Complimenting the photographs such as these are his paintings displayed at the Breuer. Munch as the probing inquisitor resurfaces in “Night in St. Cloud” which depicts a solid-black figure sitting in the corner by a window. Moonlight falls so as to illuminate the figure, further revealing the room’s crampedness. Munch’s use of light and space here induces a sense of claustrophobia, and yet he paints the figure as slightly perched forward to gaze out the window. The dark-blues and blacks of the painting reinforce a feeling of isolation, yet the figure’s position undermines this, transforming that solitude into a feeling of comfort.
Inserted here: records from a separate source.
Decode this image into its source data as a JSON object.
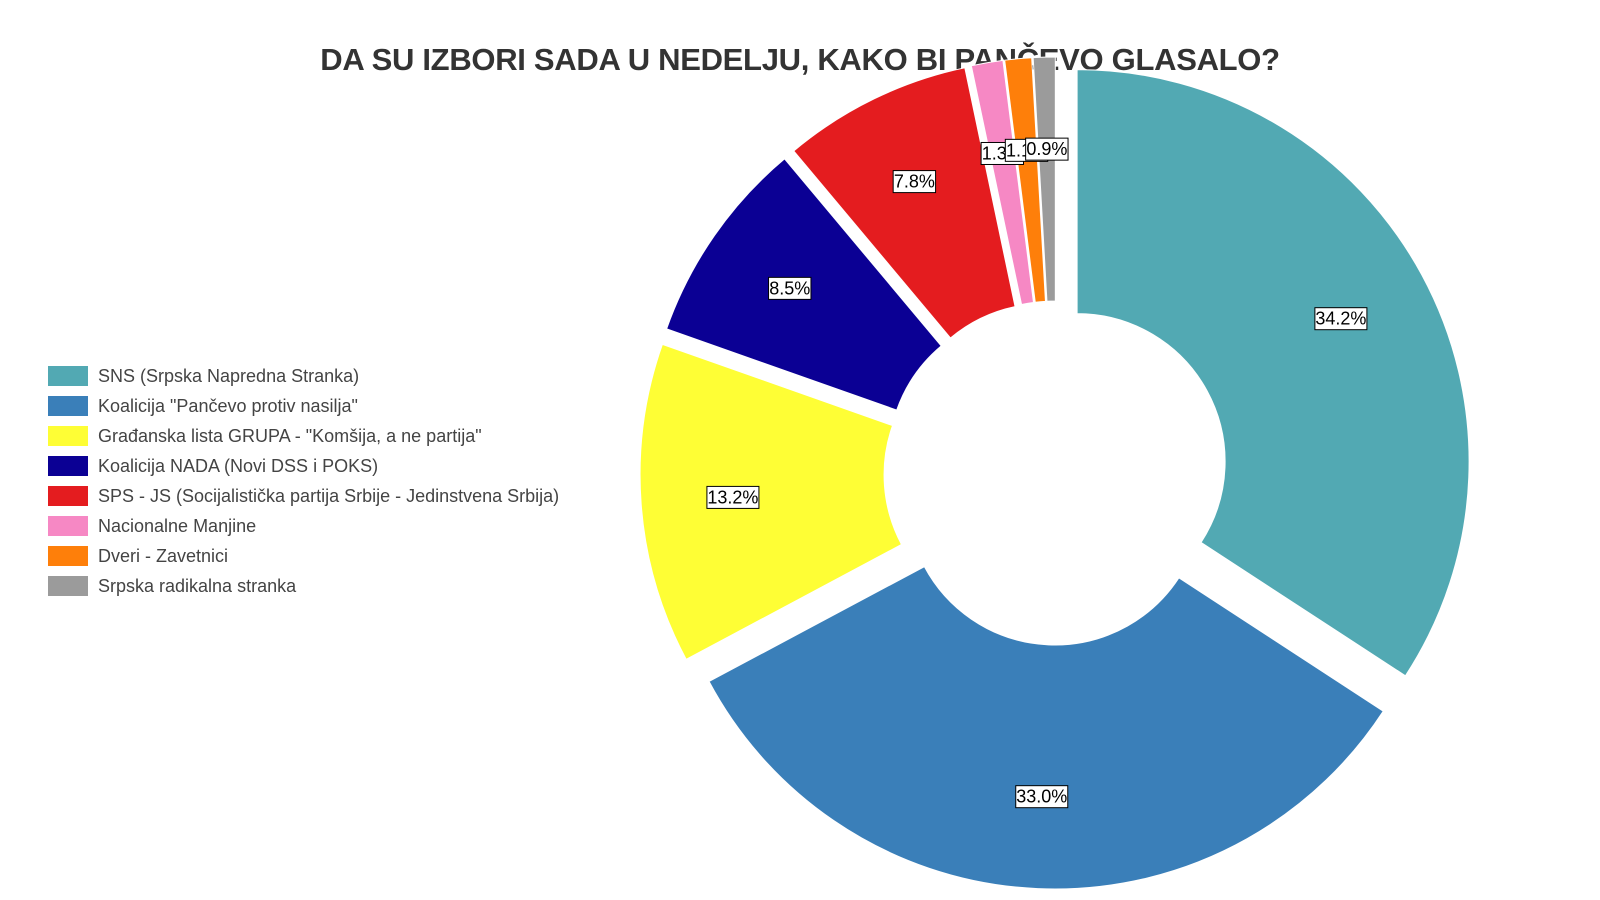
{
  "chart_data": {
    "type": "pie",
    "title": "DA SU IZBORI SADA U NEDELJU, KAKO BI PANČEVO GLASALO?",
    "donut": true,
    "legend_position": "left",
    "slices": [
      {
        "label": "SNS (Srpska Napredna Stranka)",
        "value": 34.2,
        "display": "34.2%",
        "color": "#52a9b3"
      },
      {
        "label": "Koalicija \"Pančevo protiv nasilja\"",
        "value": 33.0,
        "display": "33.0%",
        "color": "#3a7fb9"
      },
      {
        "label": "Građanska lista GRUPA - \"Komšija, a ne partija\"",
        "value": 13.2,
        "display": "13.2%",
        "color": "#fefe35"
      },
      {
        "label": "Koalicija NADA (Novi DSS i POKS)",
        "value": 8.5,
        "display": "8.5%",
        "color": "#0b0094"
      },
      {
        "label": "SPS - JS (Socijalistička partija Srbije - Jedinstvena Srbija)",
        "value": 7.8,
        "display": "7.8%",
        "color": "#e41c1f"
      },
      {
        "label": "Nacionalne Manjine",
        "value": 1.3,
        "display": "1.3%",
        "color": "#f688c4"
      },
      {
        "label": "Dveri - Zavetnici",
        "value": 1.1,
        "display": "1.1%",
        "color": "#fe7f0a"
      },
      {
        "label": "Srpska radikalna stranka",
        "value": 0.9,
        "display": "0.9%",
        "color": "#9b9b9b"
      }
    ]
  }
}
Just as in Munch’s photography where subjects were disappearing, the figure of “Night in St. Cloud” hugs the edge of the frame as if to vanish but ultimately failing to do so. Consequently, his gaze through the window can be viewed as a self-awareness of his own solitude through the implication of an outside, broader world, but the ultimate impossibility to participate in it.
Street-footage shot by Munch himself and on display at the Scandinavia House reinforces this outsider-view. Munch shoots pedestrians and other citizens from afar, and the aesthetic here falls in line with that of early-cinema done elsewhere when the mere recording of cities could produce a spectacle. There’s a sense of excitement in Munch’s images here produced by the fast-pace of urban-life, which initially contrasts the other photographs and paintings of solitude. Yet when distance is accounted for and placed in context with the rest of Munch’s work, one can’t help but notice the solitude of the man behind the camera and wonder perhaps why he remains so far and closed off.